In [2]:
# Compare all timings in one place
import tensorflow as tf
import time
import numpy as np

size = 2048
results = {}

# CPU baseline
with tf.device('/CPU:0'):
    a = tf.random.normal((size, size))
    b = tf.random.normal((size, size))
    start = time.time()
    c = tf.matmul(a, b)
    _ = c.numpy()
    cpu_time = time.time() - start
    results['CPU'] = cpu_time
    print(f"CPU matmul time: {cpu_time:.4f} seconds")

# GPU baseline
if tf.config.list_physical_devices('GPU'):
    with tf.device('/GPU:0'):
        a = tf.random.normal((size, size))
        b = tf.random.normal((size, size))
        start = time.time()
        c = tf.matmul(a, b)
        _ = c.numpy()
        gpu_time = time.time() - start
        results['GPU'] = gpu_time
        print(f"GPU matmul time: {gpu_time:.4f} seconds")

# XLA on GPU
if tf.config.list_physical_devices('GPU'):
    @tf.function(jit_compile=True)
    def xla_gpu(a, b):
        return tf.matmul(a, b)
    with tf.device('/GPU:0'):
        a = tf.random.normal((size, size))
        b = tf.random.normal((size, size))
        start = time.time()
        c = xla_gpu(a, b)
        _ = c.numpy()
        xla_gpu_time = time.time() - start
        results['XLA_GPU'] = xla_gpu_time
        print(f"XLA-optimized GPU matmul time: {xla_gpu_time:.4f} seconds")

# XLA on CPU
@tf.function(jit_compile=True)
def xla_cpu(a, b):
    return tf.matmul(a, b)
with tf.device('/CPU:0'):
    a = tf.random.normal((size, size))
    b = tf.random.normal((size, size))
    start = time.time()
    c = xla_cpu(a, b)
    _ = c.numpy()
    xla_cpu_time = time.time() - start
    results['XLA_CPU'] = xla_cpu_time
    print(f"XLA-optimized CPU matmul time: {xla_cpu_time:.4f} seconds")

print("\nSummary:")
for k, v in results.items():
    print(f"{k}: {v:.4f} seconds")

CPU matmul time: 0.0554 seconds
GPU matmul time: 0.0053 seconds
XLA-optimized GPU matmul time: 0.0124 seconds
XLA-optimized CPU matmul time: 0.0633 seconds

Summary:
CPU: 0.0554 seconds
GPU: 0.0053 seconds
XLA_GPU: 0.0124 seconds
XLA_CPU: 0.0633 seconds


# Compilation Overhead and Repeated Benchmarking
This cell will run each operation multiple times to show the effect of TensorFlow's graph/XLA compilation and warm-up.
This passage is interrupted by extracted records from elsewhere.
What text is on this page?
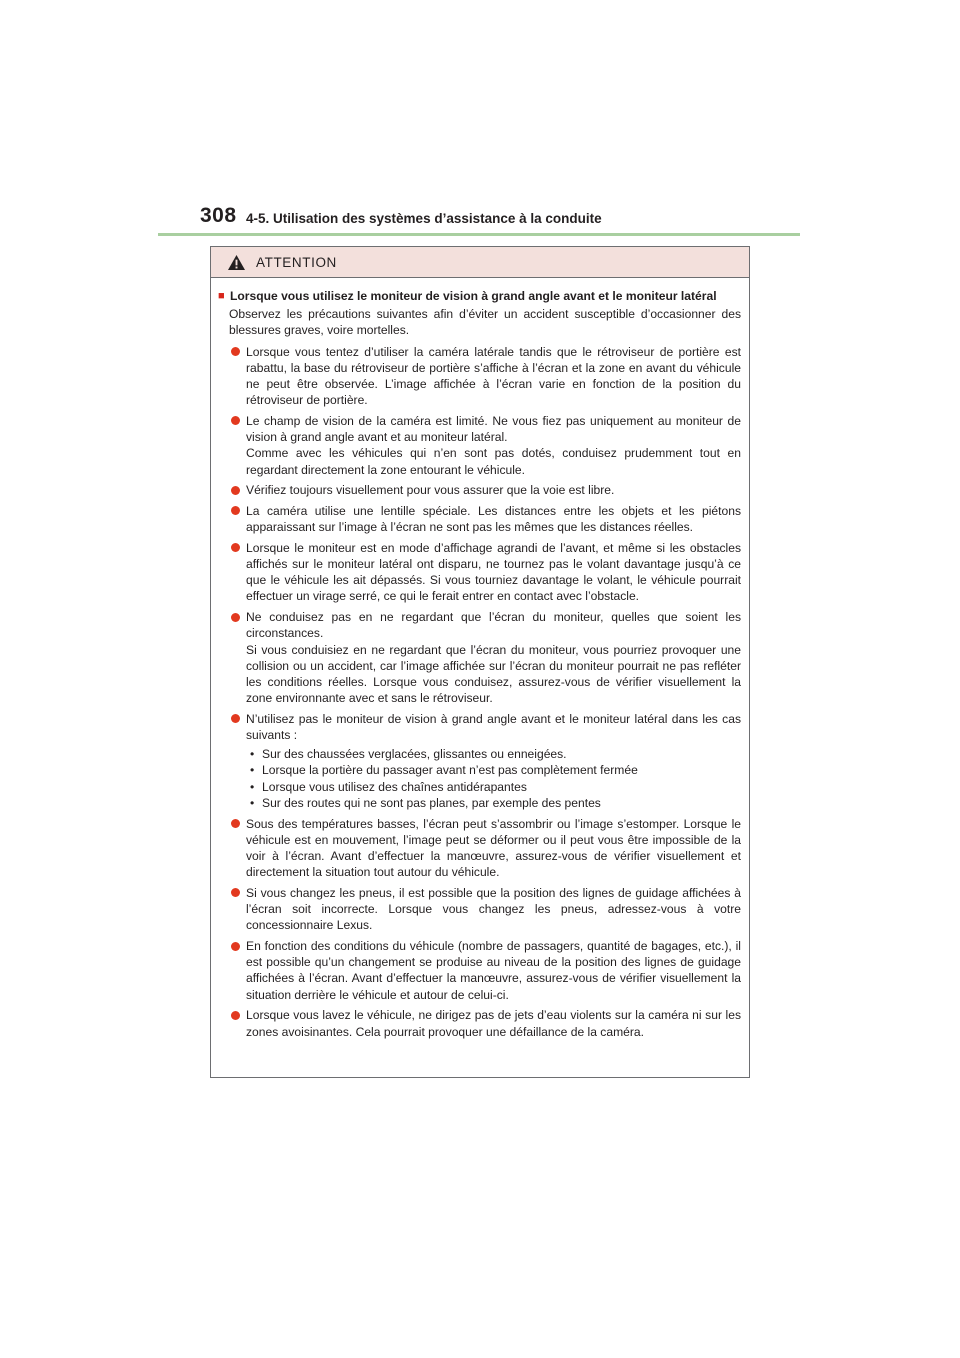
308 4-5. Utilisation des systèmes d’assistance à la conduite
ATTENTION
■ Lorsque vous utilisez le moniteur de vision à grand angle avant et le moniteur latéral
Observez les précautions suivantes afin d’éviter un accident susceptible d’occasionner des blessures graves, voire mortelles.

Lorsque vous tentez d’utiliser la caméra latérale tandis que le rétroviseur de portière est rabattu, la base du rétroviseur de portière s’affiche à l’écran et la zone en avant du véhicule ne peut être observée. L’image affichée à l’écran varie en fonction de la position du rétroviseur de portière.

Le champ de vision de la caméra est limité. Ne vous fiez pas uniquement au moniteur de vision à grand angle avant et au moniteur latéral.

Comme avec les véhicules qui n’en sont pas dotés, conduisez prudemment tout en regardant directement la zone entourant le véhicule.

Vérifiez toujours visuellement pour vous assurer que la voie est libre.

La caméra utilise une lentille spéciale. Les distances entre les objets et les piétons apparaissant sur l’image à l’écran ne sont pas les mêmes que les distances réelles.

Lorsque le moniteur est en mode d’affichage agrandi de l’avant, et même si les obstacles affichés sur le moniteur latéral ont disparu, ne tournez pas le volant davantage jusqu’à ce que le véhicule les ait dépassés. Si vous tourniez davantage le volant, le véhicule pourrait effectuer un virage serré, ce qui le ferait entrer en contact avec l’obstacle.

Ne conduisez pas en ne regardant que l’écran du moniteur, quelles que soient les circonstances.

Si vous conduisiez en ne regardant que l’écran du moniteur, vous pourriez provoquer une collision ou un accident, car l’image affichée sur l’écran du moniteur pourrait ne pas refléter les conditions réelles. Lorsque vous conduisez, assurez-vous de vérifier visuellement la zone environnante avec et sans le rétroviseur.

N’utilisez pas le moniteur de vision à grand angle avant et le moniteur latéral dans les cas suivants :

• Sur des chaussées verglacées, glissantes ou enneigées.
• Lorsque la portière du passager avant n’est pas complètement fermée
• Lorsque vous utilisez des chaînes antidérapantes
• Sur des routes qui ne sont pas planes, par exemple des pentes

Sous des températures basses, l’écran peut s’assombrir ou l’image s’estomper. Lorsque le véhicule est en mouvement, l’image peut se déformer ou il peut vous être impossible de la voir à l’écran. Avant d’effectuer la manœuvre, assurez-vous de vérifier visuellement et directement la situation tout autour du véhicule.

Si vous changez les pneus, il est possible que la position des lignes de guidage affichées à l’écran soit incorrecte. Lorsque vous changez les pneus, adressez-vous à votre concessionnaire Lexus.

En fonction des conditions du véhicule (nombre de passagers, quantité de bagages, etc.), il est possible qu’un changement se produise au niveau de la position des lignes de guidage affichées à l’écran. Avant d’effectuer la manœuvre, assurez-vous de vérifier visuellement la situation derrière le véhicule et autour de celui-ci.

Lorsque vous lavez le véhicule, ne dirigez pas de jets d’eau violents sur la caméra ni sur les zones avoisinantes. Cela pourrait provoquer une défaillance de la caméra.
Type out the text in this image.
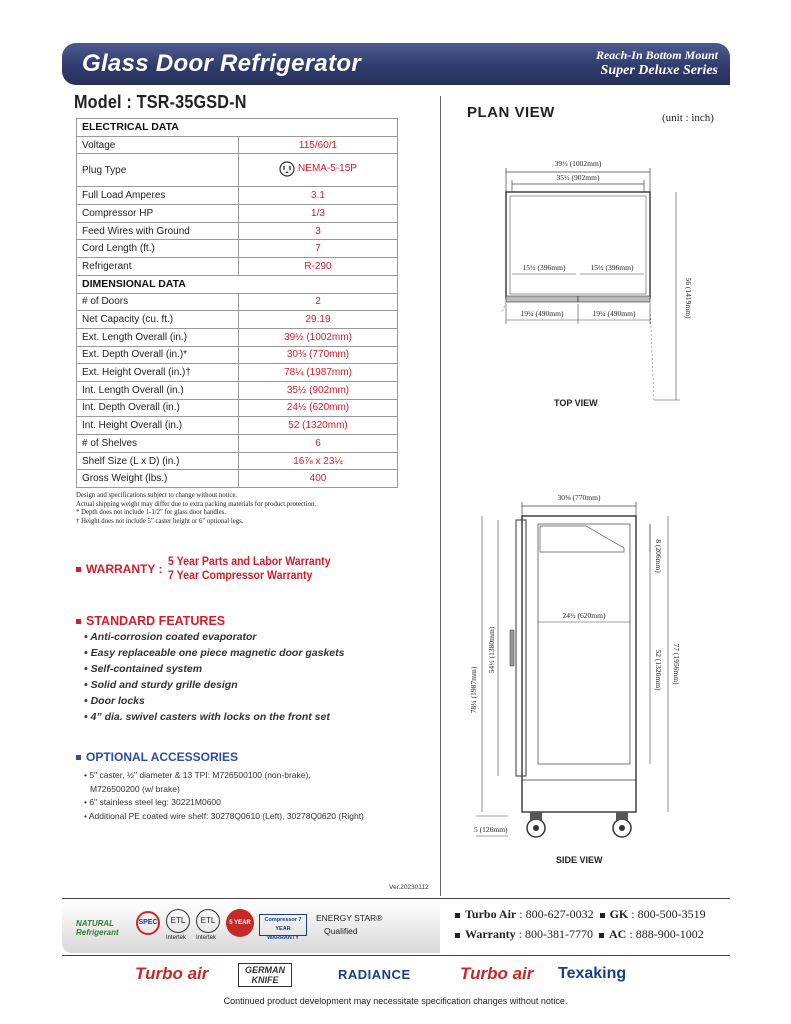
Glass Door Refrigerator	Reach-In Bottom Mount
Super Deluxe Series
Model : TSR-35GSD-N
ELECTRICAL DATA	
Voltage	115/60/1
Plug Type	NEMA-5-15P

Full Load Amperes	3.1
Compressor HP	1/3
Feed Wires with Ground	3
Cord Length (ft.)	7
Refrigerant	R-290
DIMENSIONAL DATA	
# of Doors	2
Net Capacity (cu. ft.)	29.19
Ext. Length Overall (in.)	39½ (1002mm)
Ext. Depth Overall (in.)*	30⅜ (770mm)
Ext. Height Overall (in.)†	78¼ (1987mm)
Int. Length Overall (in.)	35½ (902mm)
Int. Depth Overall (in.)	24½ (620mm)
Int. Height Overall (in.)	52 (1320mm)
# of Shelves	6
Shelf Size (L x D) (in.)	16⅞ x 23¼
Gross Weight (lbs.)	400
Design and specifications subject to change without notice.
Actual shipping weight may differ due to extra packing materials for product protection.
* Depth does not include 1-1/2" for glass door handles.
† Height does not include 5" caster height or 6" optional legs.
WARRANTY :
5 Year Parts and Labor Warranty
7 Year Compressor Warranty
STANDARD FEATURES
• Anti-corrosion coated evaporator
• Easy replaceable one piece magnetic door gaskets
• Self-contained system
• Solid and sturdy grille design
• Door locks
• 4” dia. swivel casters with locks on the front set
OPTIONAL ACCESSORIES
• 5" caster, ½" diameter & 13 TPI: M726500100 (non-brake),
M726500200 (w/ brake)
• 6" stainless steel leg: 30221M0600
• Additional PE coated wire shelf: 30278Q0610 (Left), 30278Q0620 (Right)
Ver.20230112
PLAN VIEW	(unit : inch)
39½ (1002mm)
35½ (902mm)
15½ (396mm)	15½ (396mm)
19¼ (490mm)	19¼ (490mm)	56 (1419mm)
TOP VIEW
30⅜ (770mm)
8 (206mm)
24½ (620mm)
52 (1320mm) 77 (1956mm)
78¼ (1987mm)
54½ (1380mm)
5 (126mm)
SIDE VIEW
NATURAL Refrigerant
SPEC	ETL
Intertek
ETL
Intertek
5 YEAR	Compressor 7 YEAR WARRANTY
ENERGY STAR®
Qualified
Turbo Air : 800-627-0032 GK : 800-500-3519
Warranty : 800-381-7770 AC : 888-900-1002
Turbo air	GERMAN KNIFE	RADIANCE	Turbo air Texaking
Continued product development may necessitate specification changes without notice.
The first run may be slower due to compilation.

In [3]:
import tensorflow as tf
import time
import numpy as np

size = 1024
repeats = 5

# Prepare data
cpu_a = tf.random.normal((size, size))
cpu_b = tf.random.normal((size, size))

# Only create GPU tensors if GPU is available
if tf.config.list_physical_devices('GPU'):
    gpu_a = tf.random.normal((size, size))
    gpu_b = tf.random.normal((size, size))
else:
    gpu_a = gpu_b = None

# Define XLA function
@tf.function(jit_compile=True)
def xla_matmul(a, b):
    return tf.matmul(a, b)

def bench(fn, a, b, device, label):
    times = []
    for i in range(repeats):
        with tf.device(device):
            start = time.time()
            c = fn(a, b)
            _ = c.numpy()
            elapsed = time.time() - start
            times.append(elapsed)
            print(f"{label} run {i+1}: {elapsed:.4f} seconds")
    print(f"{label} avg: {np.mean(times):.4f} seconds\n")

print("CPU baseline:")
bench(tf.matmul, cpu_a, cpu_b, '/CPU:0', 'CPU')

if tf.config.list_physical_devices('GPU'):
    print("GPU baseline:")
    bench(tf.matmul, gpu_a, gpu_b, '/GPU:0', 'GPU')
    print("XLA-optimized GPU:")
    bench(xla_matmul, gpu_a, gpu_b, '/GPU:0', 'XLA_GPU')
else:
    print("XLA-optimized CPU:")
    bench(xla_matmul, cpu_a, cpu_b, '/CPU:0', 'XLA_CPU')

CPU baseline:
CPU run 1: 0.0171 seconds
CPU run 2: 0.0167 seconds
CPU run 3: 0.0145 seconds
CPU run 4: 0.0134 seconds
CPU run 5: 0.0110 seconds
CPU avg: 0.0145 seconds

GPU baseline:
GPU run 1: 0.0030 seconds
GPU run 2: 0.0019 seconds
GPU run 3: 0.0020 seconds
GPU run 4: 0.0017 seconds
GPU run 5: 0.0017 seconds
GPU avg: 0.0021 seconds

XLA-optimized GPU:
XLA_GPU run 1: 0.0226 seconds
XLA_GPU run 2: 0.0020 seconds
XLA_GPU run 3: 0.0039 seconds
XLA_GPU run 4: 0.0017 seconds
XLA_GPU run 5: 0.0016 seconds
XLA_GPU avg: 0.0064 seconds